MUPPETS TV, de Disney (Dachau Disco) : Kermit est mort, il bouge encore.

Publié le par Le Marquis

[Photo : "Kermit Spleen : Une deuxième mort", par Le Marquis]

Sortons quelques instants du cadre défini de l’Abécédaire, c’est inhabituel, je sais, mais parfois, il faut juste que ça sorte.

Vous vous en doutez probablement, le grand retour des Muppets, qui colonise les couvertures de programmes TV et accessoirement le créneau horaire de Vidéo Gag le dimanche après-midi, n’est pas étranger à cette digression, mais il vous faudra attendre la dernière partie de cet article pour avoir mon sentiment sur cette résurrection - mais je sais : vous me voyez venir...

 

 

 

La création de Jim Henson fête grosso modo ses trente ans cette année.
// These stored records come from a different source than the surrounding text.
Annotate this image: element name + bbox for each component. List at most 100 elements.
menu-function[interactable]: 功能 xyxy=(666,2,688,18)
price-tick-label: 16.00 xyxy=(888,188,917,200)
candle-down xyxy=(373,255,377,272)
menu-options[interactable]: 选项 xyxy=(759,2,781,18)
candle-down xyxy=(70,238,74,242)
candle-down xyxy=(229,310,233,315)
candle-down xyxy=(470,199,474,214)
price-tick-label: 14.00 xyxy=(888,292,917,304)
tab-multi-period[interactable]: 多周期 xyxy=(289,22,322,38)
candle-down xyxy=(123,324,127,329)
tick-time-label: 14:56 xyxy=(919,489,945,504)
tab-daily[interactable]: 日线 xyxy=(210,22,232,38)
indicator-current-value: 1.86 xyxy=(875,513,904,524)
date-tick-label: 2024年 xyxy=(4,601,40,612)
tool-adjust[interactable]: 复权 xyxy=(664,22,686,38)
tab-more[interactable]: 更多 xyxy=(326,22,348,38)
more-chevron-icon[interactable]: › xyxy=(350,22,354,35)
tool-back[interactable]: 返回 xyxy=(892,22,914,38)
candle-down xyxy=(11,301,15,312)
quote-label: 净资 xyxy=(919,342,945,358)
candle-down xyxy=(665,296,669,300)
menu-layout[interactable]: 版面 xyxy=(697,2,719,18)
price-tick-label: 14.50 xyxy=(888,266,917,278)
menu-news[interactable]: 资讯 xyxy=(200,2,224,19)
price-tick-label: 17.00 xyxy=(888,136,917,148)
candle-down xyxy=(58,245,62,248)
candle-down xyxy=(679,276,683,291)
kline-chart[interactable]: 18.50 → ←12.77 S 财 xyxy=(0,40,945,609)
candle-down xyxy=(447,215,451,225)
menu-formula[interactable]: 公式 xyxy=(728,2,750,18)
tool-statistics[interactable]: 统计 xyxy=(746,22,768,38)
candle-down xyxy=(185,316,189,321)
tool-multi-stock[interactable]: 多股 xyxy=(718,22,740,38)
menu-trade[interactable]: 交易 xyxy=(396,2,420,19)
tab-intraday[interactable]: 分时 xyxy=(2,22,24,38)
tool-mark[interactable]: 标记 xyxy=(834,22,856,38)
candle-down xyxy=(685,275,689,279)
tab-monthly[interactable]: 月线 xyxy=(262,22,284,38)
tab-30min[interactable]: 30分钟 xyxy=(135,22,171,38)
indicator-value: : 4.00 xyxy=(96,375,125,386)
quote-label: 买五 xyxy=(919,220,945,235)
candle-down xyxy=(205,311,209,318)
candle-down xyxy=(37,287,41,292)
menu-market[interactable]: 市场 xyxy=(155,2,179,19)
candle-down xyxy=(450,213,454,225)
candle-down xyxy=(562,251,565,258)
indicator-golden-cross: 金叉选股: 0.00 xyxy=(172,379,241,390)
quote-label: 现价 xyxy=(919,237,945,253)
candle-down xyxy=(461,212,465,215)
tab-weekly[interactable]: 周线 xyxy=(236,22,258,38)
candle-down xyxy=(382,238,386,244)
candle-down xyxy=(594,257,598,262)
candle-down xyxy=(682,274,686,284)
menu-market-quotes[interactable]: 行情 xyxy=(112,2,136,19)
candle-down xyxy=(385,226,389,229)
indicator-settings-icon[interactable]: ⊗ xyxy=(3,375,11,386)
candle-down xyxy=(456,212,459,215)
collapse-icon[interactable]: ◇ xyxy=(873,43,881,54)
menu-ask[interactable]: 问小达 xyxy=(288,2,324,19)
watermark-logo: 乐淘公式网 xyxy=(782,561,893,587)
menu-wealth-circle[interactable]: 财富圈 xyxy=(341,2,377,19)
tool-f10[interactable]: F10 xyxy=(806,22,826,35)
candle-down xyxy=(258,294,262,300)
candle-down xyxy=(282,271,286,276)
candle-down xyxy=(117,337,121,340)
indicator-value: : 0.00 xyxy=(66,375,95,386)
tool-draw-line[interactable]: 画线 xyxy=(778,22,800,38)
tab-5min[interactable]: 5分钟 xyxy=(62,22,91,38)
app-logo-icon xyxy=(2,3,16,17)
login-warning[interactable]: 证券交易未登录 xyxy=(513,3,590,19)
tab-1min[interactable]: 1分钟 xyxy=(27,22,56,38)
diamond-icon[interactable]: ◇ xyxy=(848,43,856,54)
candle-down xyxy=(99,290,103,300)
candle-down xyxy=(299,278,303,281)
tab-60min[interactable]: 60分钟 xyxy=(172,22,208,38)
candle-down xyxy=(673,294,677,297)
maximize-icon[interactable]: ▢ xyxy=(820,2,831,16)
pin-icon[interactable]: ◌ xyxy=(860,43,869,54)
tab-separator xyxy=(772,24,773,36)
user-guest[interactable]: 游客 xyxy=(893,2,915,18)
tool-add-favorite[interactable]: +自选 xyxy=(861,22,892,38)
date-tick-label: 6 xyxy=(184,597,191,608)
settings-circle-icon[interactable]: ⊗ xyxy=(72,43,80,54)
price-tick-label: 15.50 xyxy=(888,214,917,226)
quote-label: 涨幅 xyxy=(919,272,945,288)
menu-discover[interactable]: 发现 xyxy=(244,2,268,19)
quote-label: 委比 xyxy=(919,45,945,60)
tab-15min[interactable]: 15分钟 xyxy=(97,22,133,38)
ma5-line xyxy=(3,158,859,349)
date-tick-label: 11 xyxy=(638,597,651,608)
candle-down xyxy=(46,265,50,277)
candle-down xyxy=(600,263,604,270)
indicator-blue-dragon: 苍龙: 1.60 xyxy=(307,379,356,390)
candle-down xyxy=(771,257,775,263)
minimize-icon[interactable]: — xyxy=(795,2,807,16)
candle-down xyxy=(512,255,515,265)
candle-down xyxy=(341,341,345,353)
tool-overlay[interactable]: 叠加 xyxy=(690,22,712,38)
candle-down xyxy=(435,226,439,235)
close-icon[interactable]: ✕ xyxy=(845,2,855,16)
Le Muppet Show, qu’on ne présente plus, est apparu en 1976 puis a prématurément fermé ses portes en 1981 ; Jim Henson avait le sentiment d’avoir mené en cinq saisons le projet à son terme et craignait en prolongeant l’expérience de voir le spectacle décliner et se banaliser. Malgré le succès de l’émission anglaise, le concept est donc abandonné, d’autant plus que Henson souhaite se consacrer pleinement au cinéma, en l’occurrence avec le très beau DARK CRYSTAL – sa carrière de metteur en scène sera hélas contrariée par l’échec cuisant de LABYRINTH, un film énormément sous-estimé. Mais si le Muppet Show, brillant divertissement aux invités de marque, qui ménageait d’ailleurs régulièrement une place à la découverte de marionnettistes de talent, a disparu, Jim Henson n’abandonne pas pour autant ses personnages, qu’il a déjà conviés en salles en 1979 avec THE MUPPET MOVIE et qu’il retrouvera par la suite à l’occasion de deux autres longs-métrages (THE GREAT MUPPET CAPER et THE MUPPETS TAKE MANHATTAN), sans compter deux émissions spéciales, l’excellent A MUPPET FAMILY CHRISTMAS, et THE MUPPETS AT WALT DISNEY WORLD en 1990, dernier projet auquel il sera associé avant son décès. Comme le titre l’indique clairement, les droits de distribution des Muppets venaient alors d’être acquis par la firme de Mickey, qui en profitait grassement pour se faire de la pub, ce qui a fait grincer les dents des fans les plus puristes.

Pourtant, cette transaction aura eu des effets plutôt bénéfiques. Brian Henson reprend le concept de son père (et les personnages auxquels il avait donné la vie), qu’il va prolonger avec un certain talent dans trois nouveaux longs-métrages conçus pour le grand écran, des films visuellement assez ambitieux, produits et dirigés avec une indéniable originalité, et un téléfilm sympathique mais moins percutant, ainsi qu’une nouvelle série télévisée, Muppets Tonight (1996-1998) – le résultat, injustement décrié par les fans hardcore, est très réussi mais ne rencontre pas le succès escompté : deux saisons et 22 épisodes plus tard, l’émission est mise au rancard.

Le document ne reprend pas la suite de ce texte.